An algorithm could make CPUs a cheap way to train AI

AI is the backbone of technologies such as Alexa and Siri — digital assistants that rely on deep machine learning to do their thing. But for the makers of these products — and others that rely on AI — getting them “trained” is an expensive and often time-consuming process. Now, scientists from Rice University have found a way to train deep neural nets more quickly, and more affordably, through CPUs.

Typically, companies use GPUs as acceleration hardware in implementing deep learning in technology. But this is pricey — top of the line GPU platforms cost around $100,000. Rice researchers have now created a cost-saving alternative, an algorithm called sub-linear deep learning engine (SLIDE) that is able to do the same job of implementing deep learning, but without the specialized acceleration hardware.

The team then took a complex workload and fed it to both a top-line GPU using Google’s TensorFlow software, and a “44-core Xeon-class CPU” using SLIDE, and found the CPU could complete the training in just one hour, compared to three and a half hours for the GPU. (There is, to our knowledge, no such thing as a 44-core Xeon-class CPU, so it’s likely that the team is referring to a 22-core, 44-thread CPU.)

SLIDE works by taking a fundamentally different approach to deep learning. GPUs leverage such networks by studying huge amounts of data — often using millions or billions of neurons, and employing different neurons to recognize different types of information. But you don’t need to train every neuron on every case. SLIDE only picks the neurons that are relevant to the learning at hand.

According to Anshumali Shrivastava, assistant professor at Rice’s Brown School of Engineering, SLIDE also has the advantage of being data parallel. “By data parallel I mean that if I have two data instances that I want to train on, let’s say one is an image of a cat and the other of a bus, they will likely activate different neurons, and SLIDE can update, or train on these two independently,” he said. “This is much a better utilization of parallelism for CPUs.”

This did bring its own challenges, however. “The flipside, compared to GPU, is that we require a big memory,” he said. “There is a cache hierarchy in main memory, and if you’re not careful with it you can run into a problem called cache thrashing, where you get a lot of cache misses.” After the team published their initial findings, however, Intel got in touch to collaborate on the problem. “They told us they could work with us to make it train even faster, and they were right. Our results improved by about 50 percent with their help.”
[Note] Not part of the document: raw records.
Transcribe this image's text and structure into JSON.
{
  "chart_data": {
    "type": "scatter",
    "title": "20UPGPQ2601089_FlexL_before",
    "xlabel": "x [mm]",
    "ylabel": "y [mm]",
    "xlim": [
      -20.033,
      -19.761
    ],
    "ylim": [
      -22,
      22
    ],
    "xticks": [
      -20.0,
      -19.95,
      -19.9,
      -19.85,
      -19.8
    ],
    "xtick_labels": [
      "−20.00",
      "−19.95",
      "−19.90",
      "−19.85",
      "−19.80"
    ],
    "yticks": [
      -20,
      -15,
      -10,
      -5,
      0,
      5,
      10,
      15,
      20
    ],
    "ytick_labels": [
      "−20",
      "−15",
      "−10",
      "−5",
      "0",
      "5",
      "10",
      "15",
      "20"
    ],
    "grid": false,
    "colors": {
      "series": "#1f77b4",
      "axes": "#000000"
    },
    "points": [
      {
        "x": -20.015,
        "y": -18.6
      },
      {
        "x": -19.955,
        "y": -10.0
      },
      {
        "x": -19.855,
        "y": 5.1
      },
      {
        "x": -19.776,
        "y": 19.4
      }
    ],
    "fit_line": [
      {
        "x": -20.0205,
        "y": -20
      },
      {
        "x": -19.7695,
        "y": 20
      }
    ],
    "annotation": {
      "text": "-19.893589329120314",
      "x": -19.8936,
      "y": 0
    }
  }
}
SLIDE is a promising development for those involved in AI. It’s unlikely to replace GPU-based training any time soon, because it’s far easier to add multiple GPUs to one system than multiple CPUs. (The aforementioned $100,000 GPU system, for example, has eight V100s.) What SLIDE does have, though, is the potential to make AI training more accessible and more efficient.

Shrivastava says there’s much more to explore. “We’ve just scratched the surface,” he said. “There’s a lot we can still do to optimize. We have not used vectorization, for example, or built-in accelerators in the CPU, like Intel Deep Learning Boost. There are a lot of other tricks we could still use to make this even faster.” However, the key takeaway, Shrivastava says, is that SLIDE shows there are other ways to implement deep learning. “Ours may be the first algorithmic approach to beat GPU, but I hope it’s not the last.”